Thursday, March 10

Reflection in frustration

They say Nordic countries have two seasons: a cold season and a very cold one. I tend to agree especially when winter lasts painfully long.

This time the very cold season began in October 2010. Long nights, frosty grey days and two-meter high snowdrifts brought me to extremely low spirits. My mode of life was very uneventful, boring and filled with distress. I had a terrible job, health problems, boyfriend blues and dreaded a huge change in the near future.

The Huge Change was a marriage proposal and a move to Finland, the country that dramatically differs from Russia and where I knew nobody but my husband. Besides I supposed the town we were going to live was so small in comparison with St. Petersburg that there would be nothing to do. That was the right assumption.

Anyways, the decision had been made. I moved in mid-February, married in March and began to get settled in Finnish suburbia fighting back boredom and frustration. A tough thing to do.

These days I often recall Francesca (a character from “The Bridges Of Madison County”) who once said: “When a woman makes the choice to marry, to have children; in one way her life begins but in another way it stops. You build a life of details. You become a mother, a wife and you stop and stay steady so that your children can move. And when they leave they take your life of details with them. And then you're expected move again only you don't remember what moves you because no-one has asked in so long. Not even yourself.”

…And I start to wonder if I am actually capable of leaving the swinging twenty-something life behind and ready to dedicate myself to my brand-new family.

7 comments:

shrink on the couch said...

Powerful quote and to this mom of three teens, it feels quite true. I love being a mom, wouldn't do it differently, but it sure takes the wind out of my sails and that of my marriage. It's a real struggle to stay true to your young spirit but it's doable, to some extent. I work really hard to keep my own life and not succomb to the pressures of allowing my kids to become the only priority.

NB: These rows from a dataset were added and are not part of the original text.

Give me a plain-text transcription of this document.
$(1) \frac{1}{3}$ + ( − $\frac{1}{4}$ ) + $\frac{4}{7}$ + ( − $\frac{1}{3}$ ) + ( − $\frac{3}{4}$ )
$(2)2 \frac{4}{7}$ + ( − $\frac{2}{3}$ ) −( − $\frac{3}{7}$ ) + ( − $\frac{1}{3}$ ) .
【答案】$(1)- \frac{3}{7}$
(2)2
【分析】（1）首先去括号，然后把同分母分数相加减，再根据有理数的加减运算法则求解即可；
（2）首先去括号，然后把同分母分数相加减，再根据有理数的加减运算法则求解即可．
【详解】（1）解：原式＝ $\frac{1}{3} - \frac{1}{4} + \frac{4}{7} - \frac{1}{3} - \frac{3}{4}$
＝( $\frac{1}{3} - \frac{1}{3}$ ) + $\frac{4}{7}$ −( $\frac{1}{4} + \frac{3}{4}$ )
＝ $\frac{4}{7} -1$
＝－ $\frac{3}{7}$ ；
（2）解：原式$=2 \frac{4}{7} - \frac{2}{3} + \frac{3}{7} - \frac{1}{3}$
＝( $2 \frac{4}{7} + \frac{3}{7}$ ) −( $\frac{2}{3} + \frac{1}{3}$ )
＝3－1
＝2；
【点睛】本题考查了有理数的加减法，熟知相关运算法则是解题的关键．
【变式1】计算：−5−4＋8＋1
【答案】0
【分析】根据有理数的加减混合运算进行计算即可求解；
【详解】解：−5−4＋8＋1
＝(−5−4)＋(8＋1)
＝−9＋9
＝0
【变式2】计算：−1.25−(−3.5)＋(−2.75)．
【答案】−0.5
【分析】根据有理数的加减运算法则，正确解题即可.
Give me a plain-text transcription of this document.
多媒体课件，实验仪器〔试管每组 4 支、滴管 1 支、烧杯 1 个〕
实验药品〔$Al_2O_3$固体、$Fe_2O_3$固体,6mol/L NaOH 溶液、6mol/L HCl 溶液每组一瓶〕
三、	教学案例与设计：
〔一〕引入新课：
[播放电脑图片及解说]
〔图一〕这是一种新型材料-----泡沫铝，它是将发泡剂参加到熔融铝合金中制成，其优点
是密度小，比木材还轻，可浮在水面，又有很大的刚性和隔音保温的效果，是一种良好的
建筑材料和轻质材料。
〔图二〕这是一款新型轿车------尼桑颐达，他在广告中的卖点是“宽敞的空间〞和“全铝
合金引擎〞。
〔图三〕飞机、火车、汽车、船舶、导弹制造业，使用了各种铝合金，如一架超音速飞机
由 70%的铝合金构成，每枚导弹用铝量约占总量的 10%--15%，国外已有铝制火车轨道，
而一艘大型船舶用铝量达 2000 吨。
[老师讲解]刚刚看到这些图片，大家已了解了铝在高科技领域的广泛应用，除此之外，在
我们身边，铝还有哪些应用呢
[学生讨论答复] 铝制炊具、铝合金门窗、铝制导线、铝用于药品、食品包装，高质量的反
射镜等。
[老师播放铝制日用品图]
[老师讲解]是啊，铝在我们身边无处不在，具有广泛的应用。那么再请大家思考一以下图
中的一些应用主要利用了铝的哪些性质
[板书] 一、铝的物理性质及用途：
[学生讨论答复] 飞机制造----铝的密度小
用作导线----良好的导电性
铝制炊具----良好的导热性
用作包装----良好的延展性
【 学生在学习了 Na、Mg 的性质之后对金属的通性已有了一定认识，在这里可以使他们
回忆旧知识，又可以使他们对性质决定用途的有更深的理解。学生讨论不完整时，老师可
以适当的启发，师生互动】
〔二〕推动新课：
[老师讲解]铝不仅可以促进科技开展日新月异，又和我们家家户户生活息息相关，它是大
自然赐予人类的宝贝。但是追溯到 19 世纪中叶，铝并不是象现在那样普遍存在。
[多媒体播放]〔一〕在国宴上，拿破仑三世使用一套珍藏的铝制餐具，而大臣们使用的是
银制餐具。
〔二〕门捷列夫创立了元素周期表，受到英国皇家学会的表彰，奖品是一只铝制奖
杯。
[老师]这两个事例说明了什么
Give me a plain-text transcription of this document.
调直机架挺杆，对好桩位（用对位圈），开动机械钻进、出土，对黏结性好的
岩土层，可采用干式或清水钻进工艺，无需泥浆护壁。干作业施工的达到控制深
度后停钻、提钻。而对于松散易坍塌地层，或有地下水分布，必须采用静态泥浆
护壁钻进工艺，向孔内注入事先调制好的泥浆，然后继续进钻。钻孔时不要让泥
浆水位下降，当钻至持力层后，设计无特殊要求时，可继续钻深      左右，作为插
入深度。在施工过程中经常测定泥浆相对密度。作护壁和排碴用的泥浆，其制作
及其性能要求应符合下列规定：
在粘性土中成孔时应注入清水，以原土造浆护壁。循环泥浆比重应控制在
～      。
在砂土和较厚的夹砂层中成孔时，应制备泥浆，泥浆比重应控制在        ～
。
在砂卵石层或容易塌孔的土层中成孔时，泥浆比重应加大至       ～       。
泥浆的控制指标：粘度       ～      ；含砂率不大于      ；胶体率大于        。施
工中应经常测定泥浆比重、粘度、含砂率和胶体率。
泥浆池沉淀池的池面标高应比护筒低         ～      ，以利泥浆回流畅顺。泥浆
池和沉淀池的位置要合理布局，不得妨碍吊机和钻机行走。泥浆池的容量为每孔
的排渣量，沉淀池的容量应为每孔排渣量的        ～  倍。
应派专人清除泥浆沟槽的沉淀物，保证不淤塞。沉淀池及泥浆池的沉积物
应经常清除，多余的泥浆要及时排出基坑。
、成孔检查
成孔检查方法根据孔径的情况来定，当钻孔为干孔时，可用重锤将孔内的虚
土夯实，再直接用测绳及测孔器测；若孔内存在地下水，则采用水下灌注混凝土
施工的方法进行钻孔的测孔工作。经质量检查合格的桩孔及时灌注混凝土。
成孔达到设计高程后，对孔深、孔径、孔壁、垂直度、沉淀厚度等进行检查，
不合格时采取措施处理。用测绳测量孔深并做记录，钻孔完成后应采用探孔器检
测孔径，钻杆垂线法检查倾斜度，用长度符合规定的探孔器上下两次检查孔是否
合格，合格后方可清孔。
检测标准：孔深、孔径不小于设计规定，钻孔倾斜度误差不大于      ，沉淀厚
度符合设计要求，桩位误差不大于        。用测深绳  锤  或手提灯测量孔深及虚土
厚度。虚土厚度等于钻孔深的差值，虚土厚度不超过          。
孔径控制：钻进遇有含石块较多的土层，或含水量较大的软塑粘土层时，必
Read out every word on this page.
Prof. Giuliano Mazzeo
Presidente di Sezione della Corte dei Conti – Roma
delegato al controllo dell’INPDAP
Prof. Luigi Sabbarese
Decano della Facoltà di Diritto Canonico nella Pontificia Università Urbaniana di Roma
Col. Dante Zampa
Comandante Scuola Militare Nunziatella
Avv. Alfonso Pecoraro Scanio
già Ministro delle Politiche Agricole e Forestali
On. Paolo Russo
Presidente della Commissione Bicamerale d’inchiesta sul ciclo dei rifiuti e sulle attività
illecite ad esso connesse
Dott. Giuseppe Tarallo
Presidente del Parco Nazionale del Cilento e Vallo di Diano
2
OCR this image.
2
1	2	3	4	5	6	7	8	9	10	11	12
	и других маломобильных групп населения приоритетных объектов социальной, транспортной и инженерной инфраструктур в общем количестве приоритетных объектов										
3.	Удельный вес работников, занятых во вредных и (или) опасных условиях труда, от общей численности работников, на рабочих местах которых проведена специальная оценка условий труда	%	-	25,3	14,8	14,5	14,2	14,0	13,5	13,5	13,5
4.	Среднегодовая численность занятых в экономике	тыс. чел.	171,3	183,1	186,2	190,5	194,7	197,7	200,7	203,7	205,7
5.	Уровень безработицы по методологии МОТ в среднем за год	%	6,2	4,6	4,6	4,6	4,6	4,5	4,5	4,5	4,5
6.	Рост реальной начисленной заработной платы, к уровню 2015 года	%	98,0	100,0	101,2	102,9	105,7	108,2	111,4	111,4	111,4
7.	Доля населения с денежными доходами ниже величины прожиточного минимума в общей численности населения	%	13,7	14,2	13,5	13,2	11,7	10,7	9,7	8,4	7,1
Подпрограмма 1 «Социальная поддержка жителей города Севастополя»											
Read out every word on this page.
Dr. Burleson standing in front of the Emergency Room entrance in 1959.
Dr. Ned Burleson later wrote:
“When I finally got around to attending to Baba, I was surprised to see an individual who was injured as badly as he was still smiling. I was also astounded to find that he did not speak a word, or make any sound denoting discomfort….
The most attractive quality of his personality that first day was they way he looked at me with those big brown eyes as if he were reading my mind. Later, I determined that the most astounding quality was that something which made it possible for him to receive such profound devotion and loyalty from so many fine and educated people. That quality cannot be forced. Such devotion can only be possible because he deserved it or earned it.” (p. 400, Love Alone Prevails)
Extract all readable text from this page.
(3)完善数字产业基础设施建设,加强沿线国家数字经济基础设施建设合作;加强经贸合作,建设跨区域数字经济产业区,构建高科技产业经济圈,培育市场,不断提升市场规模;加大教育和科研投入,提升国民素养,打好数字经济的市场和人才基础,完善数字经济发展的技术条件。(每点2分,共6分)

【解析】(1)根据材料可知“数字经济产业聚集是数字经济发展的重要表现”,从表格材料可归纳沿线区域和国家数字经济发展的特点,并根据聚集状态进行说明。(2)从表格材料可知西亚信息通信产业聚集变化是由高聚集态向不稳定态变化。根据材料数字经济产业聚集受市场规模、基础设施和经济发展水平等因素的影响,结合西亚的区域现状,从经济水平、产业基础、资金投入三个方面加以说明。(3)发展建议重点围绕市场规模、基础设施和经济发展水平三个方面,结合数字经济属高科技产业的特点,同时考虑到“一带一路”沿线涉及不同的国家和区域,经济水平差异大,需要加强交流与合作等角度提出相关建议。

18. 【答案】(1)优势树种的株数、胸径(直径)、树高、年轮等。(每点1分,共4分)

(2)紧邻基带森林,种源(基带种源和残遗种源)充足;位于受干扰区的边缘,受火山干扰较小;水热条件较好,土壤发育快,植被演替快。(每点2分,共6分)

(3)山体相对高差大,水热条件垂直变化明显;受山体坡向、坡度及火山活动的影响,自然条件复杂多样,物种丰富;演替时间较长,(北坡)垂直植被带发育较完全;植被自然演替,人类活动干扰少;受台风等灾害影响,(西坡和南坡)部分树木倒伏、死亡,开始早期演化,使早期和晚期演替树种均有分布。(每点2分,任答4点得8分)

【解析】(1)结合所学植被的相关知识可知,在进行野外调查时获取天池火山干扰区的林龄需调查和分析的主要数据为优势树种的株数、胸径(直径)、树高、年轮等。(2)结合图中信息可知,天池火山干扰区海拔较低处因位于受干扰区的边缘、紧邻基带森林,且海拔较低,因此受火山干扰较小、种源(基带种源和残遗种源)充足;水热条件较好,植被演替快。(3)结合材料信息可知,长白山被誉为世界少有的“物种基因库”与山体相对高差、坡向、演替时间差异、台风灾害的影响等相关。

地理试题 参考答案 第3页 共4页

As for the solitude of Finland, blogging will be such a lifesaver. Finding like minded friends will be the other. Best wishes to you.

Sunny said...

Thank you, yogurt:)

The closer the due day is the more doubts there are. I just keep my fingers crossed that I'll manage to maintain all aspects of my life.

Pseudo said...

Wow. It's tough, from one coming out on the other side. I am trying to regain the me that had to be put aside for so many years while I raised children. However, teen drama has so blasted our lives, I am looking forward to boring and time to think and reflect... create....

Sunny said...

Pseudo, your blog shows that you are managing to regain your Me very well. I'm very happy for you :)

Unknown said...

The quotation from The Bridges of Madison County is one I remember so well from having read the book several times... probably because she was describing the me I became as a wife and mother. What is so wonderful though, is finding yourself again, once the kids are all grown, and becoming a better person for it all.

Unknown said...

What I meant was, "becoming a better person because of all I had lived."

Mo said...

Not sure I could have lived in such cold.